Hay un consenso generalizado entre los periodistas más apasionados por el oficio que dice que Leila Guerriero es una referente. Sin dudas lo es. En sus libros se ha encargado de narrar desde la crónica zonas generalmente oscurecidas y poco concurridas. Basta nombrar Los suicidas del fin del mundo. Crónica de un pueblo patagónico (2006), Plano americano (2013) y Opus Gelber. Retrato de un pianista (2019).
El martes por la tarde estuvo vía streaming en el ciclo organizado por Fes Comunicación, Fundación Gabo y Altair Magazine. Se tituló “El mejor periodismo está por venir” y Pere Ortín fue el entrevistador. A continuación, quince de sus frases más contundentes de esa conversación.
“Hubo una reacción de susto por parte de muchos colegas, y en cierta forma, más allá de que es una situación en que hay que tener mucho cuidado, se volvieron una especie de promotores del susto”.
“Ha habido un discurso periodístico muy encolumnado con esta idea de los poderosos, digamos, de “no protestes que yo te cuido”. Entonces cualquier voz que se atreva a señalar es vista como una voz un poco peligrosa.”
“Pareciera que el discurso público se ha quedado sin matices.”

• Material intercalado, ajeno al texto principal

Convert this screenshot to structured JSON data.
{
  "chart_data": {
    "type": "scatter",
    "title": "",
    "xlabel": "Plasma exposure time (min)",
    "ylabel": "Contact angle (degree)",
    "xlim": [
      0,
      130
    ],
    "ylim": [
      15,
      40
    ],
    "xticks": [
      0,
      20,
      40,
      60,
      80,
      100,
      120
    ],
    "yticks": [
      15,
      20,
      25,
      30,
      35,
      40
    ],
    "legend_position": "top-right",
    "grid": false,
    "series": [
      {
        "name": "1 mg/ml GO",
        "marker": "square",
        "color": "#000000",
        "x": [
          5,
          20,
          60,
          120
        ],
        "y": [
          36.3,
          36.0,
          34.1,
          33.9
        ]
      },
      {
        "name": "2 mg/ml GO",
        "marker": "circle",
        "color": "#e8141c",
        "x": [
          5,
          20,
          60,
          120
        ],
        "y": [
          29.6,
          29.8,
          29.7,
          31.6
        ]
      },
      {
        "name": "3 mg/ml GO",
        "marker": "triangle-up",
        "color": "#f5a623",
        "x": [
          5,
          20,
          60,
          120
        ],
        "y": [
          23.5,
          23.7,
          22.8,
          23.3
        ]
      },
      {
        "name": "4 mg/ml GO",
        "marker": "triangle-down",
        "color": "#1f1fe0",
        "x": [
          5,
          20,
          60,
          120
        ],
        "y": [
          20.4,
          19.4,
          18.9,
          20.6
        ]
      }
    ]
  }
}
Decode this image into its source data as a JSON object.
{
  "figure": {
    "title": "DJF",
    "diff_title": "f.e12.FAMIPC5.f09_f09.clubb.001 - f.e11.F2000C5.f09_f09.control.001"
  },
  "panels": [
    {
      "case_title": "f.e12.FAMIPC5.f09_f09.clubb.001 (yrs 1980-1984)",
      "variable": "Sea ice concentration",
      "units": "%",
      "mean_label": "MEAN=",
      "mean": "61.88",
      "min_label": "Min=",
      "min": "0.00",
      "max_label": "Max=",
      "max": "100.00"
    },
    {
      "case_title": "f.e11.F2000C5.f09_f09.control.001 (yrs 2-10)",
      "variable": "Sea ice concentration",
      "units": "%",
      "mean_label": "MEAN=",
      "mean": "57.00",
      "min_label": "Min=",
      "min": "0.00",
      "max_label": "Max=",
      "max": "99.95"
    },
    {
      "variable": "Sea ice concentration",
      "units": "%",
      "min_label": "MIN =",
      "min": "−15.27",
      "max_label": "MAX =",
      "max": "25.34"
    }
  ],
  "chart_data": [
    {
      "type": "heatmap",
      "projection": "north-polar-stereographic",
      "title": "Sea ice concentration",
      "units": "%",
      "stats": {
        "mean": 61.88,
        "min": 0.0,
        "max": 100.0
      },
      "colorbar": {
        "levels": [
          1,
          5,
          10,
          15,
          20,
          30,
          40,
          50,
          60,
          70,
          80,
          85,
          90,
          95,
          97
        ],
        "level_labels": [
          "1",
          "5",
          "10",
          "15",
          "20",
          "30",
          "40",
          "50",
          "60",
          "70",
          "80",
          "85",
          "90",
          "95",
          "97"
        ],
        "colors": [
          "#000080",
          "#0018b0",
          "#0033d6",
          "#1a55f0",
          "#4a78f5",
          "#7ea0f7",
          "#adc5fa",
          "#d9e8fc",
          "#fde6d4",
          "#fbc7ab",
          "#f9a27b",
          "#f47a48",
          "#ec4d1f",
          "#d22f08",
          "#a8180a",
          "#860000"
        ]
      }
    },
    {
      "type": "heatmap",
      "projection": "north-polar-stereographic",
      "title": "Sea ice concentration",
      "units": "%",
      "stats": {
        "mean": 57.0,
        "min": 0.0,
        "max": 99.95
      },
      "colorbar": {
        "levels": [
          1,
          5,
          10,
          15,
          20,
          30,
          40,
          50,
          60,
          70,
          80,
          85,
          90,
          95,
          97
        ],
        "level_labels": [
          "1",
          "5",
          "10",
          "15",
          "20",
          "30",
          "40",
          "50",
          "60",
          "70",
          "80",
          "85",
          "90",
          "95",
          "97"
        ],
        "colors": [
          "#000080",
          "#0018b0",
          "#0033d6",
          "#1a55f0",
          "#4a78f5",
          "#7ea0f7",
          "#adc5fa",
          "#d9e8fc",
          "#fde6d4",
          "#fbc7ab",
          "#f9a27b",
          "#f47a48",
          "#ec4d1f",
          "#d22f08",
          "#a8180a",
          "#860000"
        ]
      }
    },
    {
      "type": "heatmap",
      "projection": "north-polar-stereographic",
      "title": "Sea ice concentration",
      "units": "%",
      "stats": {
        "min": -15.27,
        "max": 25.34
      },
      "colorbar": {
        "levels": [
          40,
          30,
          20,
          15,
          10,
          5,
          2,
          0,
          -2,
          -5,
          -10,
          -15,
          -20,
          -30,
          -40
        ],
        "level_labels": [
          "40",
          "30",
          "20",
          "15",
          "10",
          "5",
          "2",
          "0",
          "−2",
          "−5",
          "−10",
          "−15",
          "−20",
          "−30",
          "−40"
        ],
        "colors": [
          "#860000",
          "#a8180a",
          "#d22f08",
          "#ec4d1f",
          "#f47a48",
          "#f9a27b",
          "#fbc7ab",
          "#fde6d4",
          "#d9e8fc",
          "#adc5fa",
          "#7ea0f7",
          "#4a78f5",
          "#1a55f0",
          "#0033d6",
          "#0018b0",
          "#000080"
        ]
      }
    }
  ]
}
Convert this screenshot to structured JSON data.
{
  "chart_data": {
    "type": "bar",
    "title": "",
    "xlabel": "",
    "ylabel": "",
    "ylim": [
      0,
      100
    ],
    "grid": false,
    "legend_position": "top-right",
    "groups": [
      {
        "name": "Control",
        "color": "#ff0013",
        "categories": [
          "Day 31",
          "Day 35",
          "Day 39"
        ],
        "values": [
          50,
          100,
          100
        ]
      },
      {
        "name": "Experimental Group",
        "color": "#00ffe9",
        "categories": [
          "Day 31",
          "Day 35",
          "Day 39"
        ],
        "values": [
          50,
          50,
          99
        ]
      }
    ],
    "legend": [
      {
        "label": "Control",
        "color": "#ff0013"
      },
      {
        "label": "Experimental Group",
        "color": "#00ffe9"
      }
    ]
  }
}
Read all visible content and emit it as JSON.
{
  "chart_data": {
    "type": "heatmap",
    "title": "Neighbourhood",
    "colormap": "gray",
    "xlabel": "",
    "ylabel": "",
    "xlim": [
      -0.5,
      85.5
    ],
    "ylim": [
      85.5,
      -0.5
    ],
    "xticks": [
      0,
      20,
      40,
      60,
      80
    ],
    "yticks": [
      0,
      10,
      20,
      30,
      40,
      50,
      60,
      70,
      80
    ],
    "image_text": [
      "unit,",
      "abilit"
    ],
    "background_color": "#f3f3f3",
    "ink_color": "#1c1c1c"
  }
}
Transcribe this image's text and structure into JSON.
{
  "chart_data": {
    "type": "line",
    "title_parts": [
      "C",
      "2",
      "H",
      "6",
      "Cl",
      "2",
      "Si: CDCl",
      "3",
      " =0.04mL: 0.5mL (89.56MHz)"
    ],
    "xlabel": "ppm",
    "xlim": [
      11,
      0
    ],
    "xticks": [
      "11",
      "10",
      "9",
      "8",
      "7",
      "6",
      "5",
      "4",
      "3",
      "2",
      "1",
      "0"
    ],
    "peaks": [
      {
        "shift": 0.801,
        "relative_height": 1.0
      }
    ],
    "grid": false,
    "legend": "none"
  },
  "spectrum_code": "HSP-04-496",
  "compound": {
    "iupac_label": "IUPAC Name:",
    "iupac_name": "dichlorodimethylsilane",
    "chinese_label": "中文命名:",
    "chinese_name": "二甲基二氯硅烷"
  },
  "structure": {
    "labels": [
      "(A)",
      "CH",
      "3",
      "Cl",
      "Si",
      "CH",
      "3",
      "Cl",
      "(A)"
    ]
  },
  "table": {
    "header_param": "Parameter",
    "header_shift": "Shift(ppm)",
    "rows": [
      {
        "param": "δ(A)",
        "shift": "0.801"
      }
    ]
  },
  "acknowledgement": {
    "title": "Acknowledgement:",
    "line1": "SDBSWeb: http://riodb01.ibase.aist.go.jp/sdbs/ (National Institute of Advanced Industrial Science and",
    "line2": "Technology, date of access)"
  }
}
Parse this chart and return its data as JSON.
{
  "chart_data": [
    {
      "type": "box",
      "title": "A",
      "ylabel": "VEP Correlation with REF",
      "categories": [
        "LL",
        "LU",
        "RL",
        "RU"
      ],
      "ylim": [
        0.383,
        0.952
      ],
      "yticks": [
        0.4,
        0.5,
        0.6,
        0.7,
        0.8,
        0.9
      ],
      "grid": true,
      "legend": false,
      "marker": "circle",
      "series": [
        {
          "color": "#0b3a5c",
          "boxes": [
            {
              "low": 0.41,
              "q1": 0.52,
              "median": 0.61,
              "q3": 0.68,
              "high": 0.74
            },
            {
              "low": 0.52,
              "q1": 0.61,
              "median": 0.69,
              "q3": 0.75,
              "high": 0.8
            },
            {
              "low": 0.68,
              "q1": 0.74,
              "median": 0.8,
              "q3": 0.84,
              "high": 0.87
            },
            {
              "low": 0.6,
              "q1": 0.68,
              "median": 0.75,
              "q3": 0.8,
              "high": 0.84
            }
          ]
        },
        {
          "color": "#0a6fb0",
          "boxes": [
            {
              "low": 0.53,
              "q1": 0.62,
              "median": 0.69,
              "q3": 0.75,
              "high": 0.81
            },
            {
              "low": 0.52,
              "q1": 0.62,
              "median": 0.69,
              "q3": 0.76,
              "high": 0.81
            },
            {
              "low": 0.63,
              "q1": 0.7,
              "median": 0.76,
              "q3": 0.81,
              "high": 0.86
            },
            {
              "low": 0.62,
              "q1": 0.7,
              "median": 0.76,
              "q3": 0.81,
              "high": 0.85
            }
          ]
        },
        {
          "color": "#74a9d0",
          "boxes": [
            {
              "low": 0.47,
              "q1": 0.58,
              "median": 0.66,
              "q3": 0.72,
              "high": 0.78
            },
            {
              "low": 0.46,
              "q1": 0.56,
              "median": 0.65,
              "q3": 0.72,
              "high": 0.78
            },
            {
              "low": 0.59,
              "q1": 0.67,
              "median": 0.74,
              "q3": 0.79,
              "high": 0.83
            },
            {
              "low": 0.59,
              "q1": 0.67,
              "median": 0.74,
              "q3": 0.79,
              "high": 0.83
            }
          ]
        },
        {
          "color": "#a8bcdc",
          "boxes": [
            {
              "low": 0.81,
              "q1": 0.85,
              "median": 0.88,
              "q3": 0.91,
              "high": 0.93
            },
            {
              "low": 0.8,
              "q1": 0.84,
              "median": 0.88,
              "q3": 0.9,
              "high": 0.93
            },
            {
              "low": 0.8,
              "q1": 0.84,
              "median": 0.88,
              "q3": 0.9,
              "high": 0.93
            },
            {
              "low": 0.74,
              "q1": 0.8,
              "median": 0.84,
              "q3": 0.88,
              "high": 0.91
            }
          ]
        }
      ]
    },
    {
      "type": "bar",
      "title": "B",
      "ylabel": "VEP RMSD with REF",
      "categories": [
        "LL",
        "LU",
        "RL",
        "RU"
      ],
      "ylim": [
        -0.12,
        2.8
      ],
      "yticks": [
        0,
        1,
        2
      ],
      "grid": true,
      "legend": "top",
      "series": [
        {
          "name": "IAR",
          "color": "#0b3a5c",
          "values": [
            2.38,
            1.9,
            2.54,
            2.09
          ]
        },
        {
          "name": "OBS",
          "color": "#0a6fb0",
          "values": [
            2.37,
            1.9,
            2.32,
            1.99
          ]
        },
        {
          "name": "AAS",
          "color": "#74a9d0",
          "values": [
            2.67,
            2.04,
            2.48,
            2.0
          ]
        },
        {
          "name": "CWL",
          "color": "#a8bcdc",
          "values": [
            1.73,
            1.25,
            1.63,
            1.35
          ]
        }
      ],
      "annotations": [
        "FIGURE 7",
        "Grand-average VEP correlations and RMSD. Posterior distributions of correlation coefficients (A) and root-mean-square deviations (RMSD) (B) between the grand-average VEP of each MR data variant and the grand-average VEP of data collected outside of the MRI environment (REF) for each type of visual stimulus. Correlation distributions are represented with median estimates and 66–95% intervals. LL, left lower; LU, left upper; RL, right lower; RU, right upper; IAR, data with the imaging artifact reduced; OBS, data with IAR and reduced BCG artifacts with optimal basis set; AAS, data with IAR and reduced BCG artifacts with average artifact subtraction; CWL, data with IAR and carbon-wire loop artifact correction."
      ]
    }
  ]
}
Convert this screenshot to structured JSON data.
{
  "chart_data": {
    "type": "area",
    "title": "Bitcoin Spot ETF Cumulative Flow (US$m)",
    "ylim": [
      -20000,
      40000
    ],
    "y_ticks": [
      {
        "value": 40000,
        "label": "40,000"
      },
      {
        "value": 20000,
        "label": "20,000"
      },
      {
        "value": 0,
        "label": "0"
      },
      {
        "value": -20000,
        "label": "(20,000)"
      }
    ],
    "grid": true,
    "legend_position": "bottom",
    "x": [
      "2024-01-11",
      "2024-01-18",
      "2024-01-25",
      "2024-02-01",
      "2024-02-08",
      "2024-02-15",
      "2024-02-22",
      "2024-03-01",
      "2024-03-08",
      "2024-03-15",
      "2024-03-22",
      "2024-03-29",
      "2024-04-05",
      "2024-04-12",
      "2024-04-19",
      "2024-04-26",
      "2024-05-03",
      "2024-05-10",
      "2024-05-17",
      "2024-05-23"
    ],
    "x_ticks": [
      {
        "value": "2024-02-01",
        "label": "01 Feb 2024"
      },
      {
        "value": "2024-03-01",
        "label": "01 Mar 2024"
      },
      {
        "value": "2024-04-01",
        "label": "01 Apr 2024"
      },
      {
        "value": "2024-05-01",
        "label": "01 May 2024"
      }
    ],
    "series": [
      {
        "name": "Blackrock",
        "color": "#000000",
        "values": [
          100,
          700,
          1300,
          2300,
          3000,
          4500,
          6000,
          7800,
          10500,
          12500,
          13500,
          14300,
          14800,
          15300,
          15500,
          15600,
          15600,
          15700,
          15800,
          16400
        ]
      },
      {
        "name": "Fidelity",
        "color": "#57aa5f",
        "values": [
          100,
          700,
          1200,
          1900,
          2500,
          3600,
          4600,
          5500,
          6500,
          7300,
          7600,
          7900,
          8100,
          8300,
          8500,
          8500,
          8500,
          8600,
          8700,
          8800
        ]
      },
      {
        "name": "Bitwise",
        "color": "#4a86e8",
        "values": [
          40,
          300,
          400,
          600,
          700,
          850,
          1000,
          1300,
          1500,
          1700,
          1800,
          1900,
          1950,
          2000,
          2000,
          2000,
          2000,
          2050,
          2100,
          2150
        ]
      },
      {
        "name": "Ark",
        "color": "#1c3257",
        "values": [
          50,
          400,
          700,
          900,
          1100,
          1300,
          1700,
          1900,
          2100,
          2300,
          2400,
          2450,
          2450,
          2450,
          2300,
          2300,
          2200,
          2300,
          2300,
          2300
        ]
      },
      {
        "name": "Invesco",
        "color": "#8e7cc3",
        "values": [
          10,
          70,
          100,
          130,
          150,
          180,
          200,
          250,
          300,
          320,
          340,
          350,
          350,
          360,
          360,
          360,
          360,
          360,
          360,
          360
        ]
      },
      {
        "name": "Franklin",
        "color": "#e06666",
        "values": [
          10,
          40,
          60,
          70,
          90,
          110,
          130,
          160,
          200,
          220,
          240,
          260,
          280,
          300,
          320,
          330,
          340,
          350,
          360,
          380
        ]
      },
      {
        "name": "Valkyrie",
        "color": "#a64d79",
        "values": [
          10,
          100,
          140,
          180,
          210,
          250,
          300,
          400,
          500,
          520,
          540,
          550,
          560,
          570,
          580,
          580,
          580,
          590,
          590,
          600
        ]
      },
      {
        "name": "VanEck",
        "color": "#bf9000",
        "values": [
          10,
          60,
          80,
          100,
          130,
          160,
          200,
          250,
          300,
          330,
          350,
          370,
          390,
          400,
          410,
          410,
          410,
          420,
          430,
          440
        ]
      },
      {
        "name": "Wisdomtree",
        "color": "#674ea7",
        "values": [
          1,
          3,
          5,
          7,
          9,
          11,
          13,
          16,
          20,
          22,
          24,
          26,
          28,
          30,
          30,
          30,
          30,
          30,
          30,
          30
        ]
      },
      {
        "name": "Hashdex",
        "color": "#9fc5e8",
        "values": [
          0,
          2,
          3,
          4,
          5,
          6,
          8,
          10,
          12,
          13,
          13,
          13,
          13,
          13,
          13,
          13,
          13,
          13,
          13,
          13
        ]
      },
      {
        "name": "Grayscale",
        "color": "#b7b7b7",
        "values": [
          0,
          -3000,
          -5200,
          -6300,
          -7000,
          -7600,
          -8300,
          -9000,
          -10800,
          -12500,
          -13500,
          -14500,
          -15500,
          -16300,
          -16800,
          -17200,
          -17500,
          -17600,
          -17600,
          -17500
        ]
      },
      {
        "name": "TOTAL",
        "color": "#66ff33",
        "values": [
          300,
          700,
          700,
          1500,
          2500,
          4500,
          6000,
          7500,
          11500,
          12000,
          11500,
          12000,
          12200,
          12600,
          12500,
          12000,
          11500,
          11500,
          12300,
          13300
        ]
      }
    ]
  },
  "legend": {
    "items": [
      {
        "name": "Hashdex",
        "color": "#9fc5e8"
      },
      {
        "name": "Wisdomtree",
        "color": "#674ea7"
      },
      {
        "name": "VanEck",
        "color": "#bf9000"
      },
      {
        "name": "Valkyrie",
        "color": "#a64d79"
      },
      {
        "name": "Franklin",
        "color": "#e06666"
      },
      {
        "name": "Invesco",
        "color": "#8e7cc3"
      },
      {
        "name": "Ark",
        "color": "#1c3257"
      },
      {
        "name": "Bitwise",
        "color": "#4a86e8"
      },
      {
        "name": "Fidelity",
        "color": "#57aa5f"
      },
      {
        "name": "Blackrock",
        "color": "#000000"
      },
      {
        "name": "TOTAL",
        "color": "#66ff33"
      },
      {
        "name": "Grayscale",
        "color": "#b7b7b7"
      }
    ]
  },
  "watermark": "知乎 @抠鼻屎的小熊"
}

“Es un momento complicado para las disidencias, pero también muy interesante. Escribir y pensar desde la incomodidad, del no saber dónde ponerse, es una posición de lectura de la realidad que a mí me resulta sumamente interesante.”
“Me interesa el campo semántico que se empieza a construir en torno a la pandemia. Dicho fácilmente, las palabras con la cuales el poder se refiere a estas situaciones, que son palabras propuestas por los sanitaristas e infectólogos. Obviamente que saben muchísimo de estas cosas, pero es un discurso muy deshumanizado. No tiene por qué ser de otro modo: dedican su vida a estudiar cosas que no están vivas ni muertas, que no son buenas ni malas, que son máquinas de replicarse. Esto pasa al discurso público y los periodistas se han apropiado de él.”
“Me llama la atención el campo semántico que se empezó a desarrollar en torno al contagiado. El estigma. El contagiado es un irresponsable, es un sospechoso. Hay que aislarlo, confinarlo. El campo semántico que se desarrolla en torno al contagiado es tremebundo.”
“Me da desolación ver en los programas de televisión a periodistas que hablan a la gente y le dicen: ‘Todos estas cosas pasan porque la gente es irresponsable. ¡Hay que quedarse en casa! ¡A ver si lo entienden!' Son periodistas que trabajan de panelistas en televisión, en radio, tienen una columna en el diario... tienen cuatro sueldos fijos por lo menos. Y le están hablando a gente que no puede salir de su casa hace tres meses. No es sólo gente en estado de pobreza extrema, también a un señor que tiene una peluquería. Siento que hay más que nunca una desconexión del oficio con la realidad de la gente, con el día a día de la gente”.
“Siempre creo que el cronista es el que llega después. Por eso la crónica es lo opuesto a la noticia: necesitamos tiempo”.
“El verdadero relato de este tiempo es el relato del miedo. Y aún para los que no estamos muertos de miedo está el susto”.
“En momentos como estos, si el periodismo no puede dar alguna herramienta para pensar, alguna cámara al sesgo y en diagonal, se replica la actitud funcional a los poderosos, que es la actitud del rebaño”.
“El discurso que el poder quiere que nos compremos es que todo el periodismo es sospechoso, todo el periodismo es servil, y no es así”.
“Hay que volver a encarnar los datos. Los periodistas tenemos que dar los datos pero contar también lo que significan, el detrás de escena, encarnar esas historias.”
“Tengo la impresión de que todo esto va a quedar como trauma, más que como experiencia. Va a haber que hacer mucho esfuerzo para encontrarle una narrativa, porque es un momento de debacle pero también de enorme inmovilidad.”
“No creo que la única forma de decir cosas interesantes sea disentir.”
“En tanto no nos metamos en el rebaño, el periodismo tiene mucho para aportar.”